A long time ago, I used to take head shots.
It is a privilege to reveal beauty in photographs.
I can't help it. It is there. And I like to take pictures of it.
I am in a state of dilemma about my own beauty.
It renders me complacent.
I am pretty whether I am skinny or fat. And I know it. I feel it. I feel beautiful even when I am horribly overweight.
My friends see beyond my weight and enjoy my company, but I know that they worry about my health.
They also know that I'm happy and they appreciate what I bring into the room.
My friends know me. We spend time together and they see who I am illuminated in my eyes and my laughter, my kindness and the way I care for them.
I recently found out that certain members of my family that I haven't even seen for at least a year--wanted to hold an intervention to talk to me about my burgeoning weight. They believe I need help.
Perhaps I do.
Perhaps from their distant place--they are not blinded by the beauty I possess. They are not placated as I am by the happiness I carry, regardless of my weight. This distance allows them to see my flaws in a clearer light.
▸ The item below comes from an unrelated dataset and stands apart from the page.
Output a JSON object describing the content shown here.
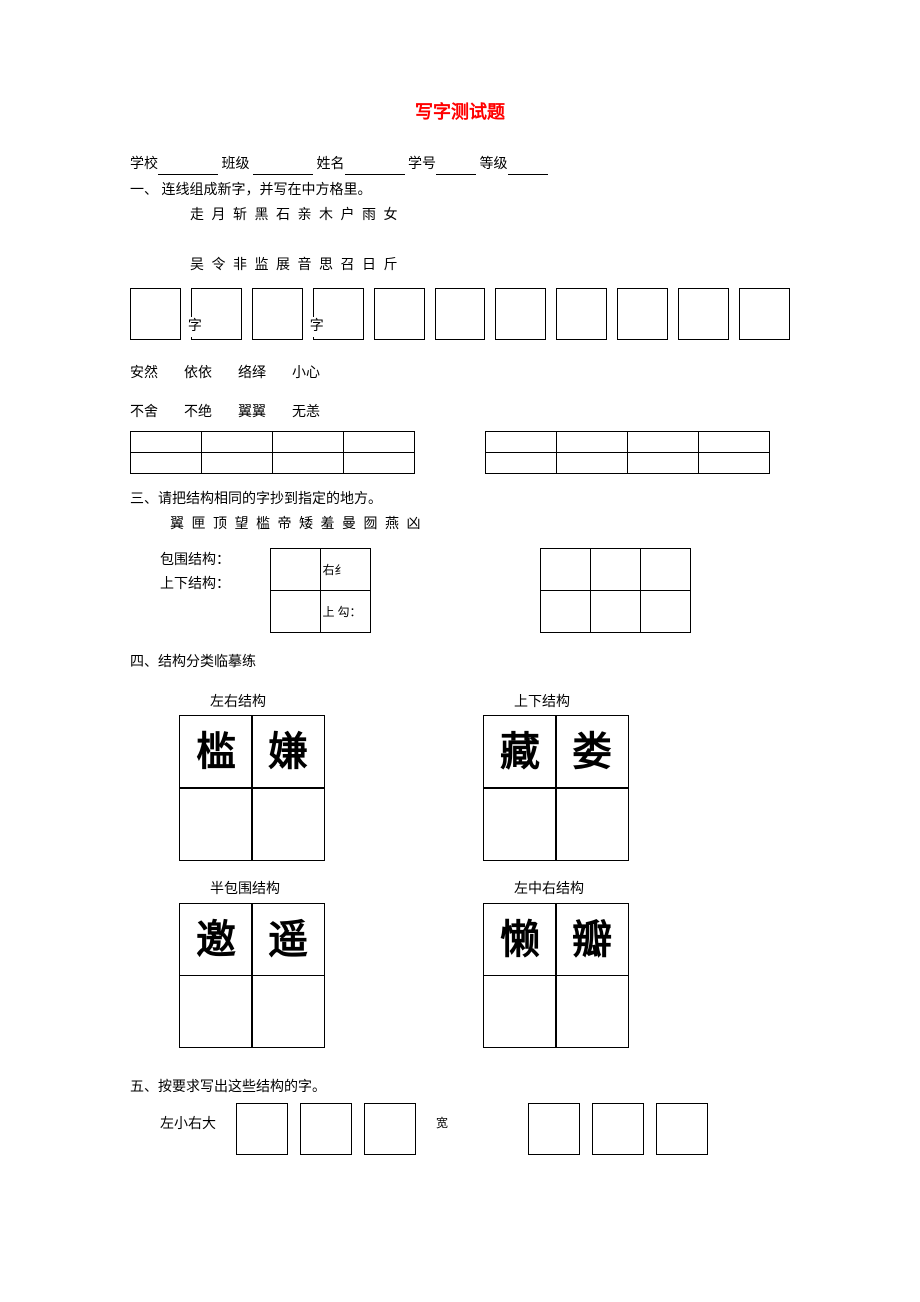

I am trying though. I want to find a better way. I am reading the book Intuitive Eating by Evelyn Tribole.
In it, she speaks of the harm of dieting and advises readers to learn to listen to their bodies. The body will crave what it cannot have. In order to give up the cravings, you have to believe that you're allowed the food. I don't know what to do anymore though. I have allowed myself to say yes. I have stopped dieting. And I weigh more than I ever have.
But I'm not really listening to my body. I am reacting. Bingeing because I can. Bingeing in one giant never ending last supper before the inevitable diet to end all diets. The idea that I will one day have to give up my favorite foods still hovers in my mind. And it makes everything that I don't need seem so good.
I am trying to process this discovery of the impending intervention. I want to look at it with a mind to my own health. I don't want to react or rebel.
I want losing weight to be like dyeing the tips of my hair pink. Something fun and new that doesn't change who I am--but simply alters my appearance and brings a little more vibrancy to my life. I am so happy that I dyed my hair pink! How fun! It doesn't change who I am.
Changing my eating will simply have to be because healthy food is delicious and vibrant. If my body shape changes--then it changes. But it doesn't add to or detract from the beauty I already possess. My beauty is anchored in my soul and my soul is eternal and effervescent. I am beautiful.
Today I am thankful for those who want to help and for the presence of mind to not be undone by them.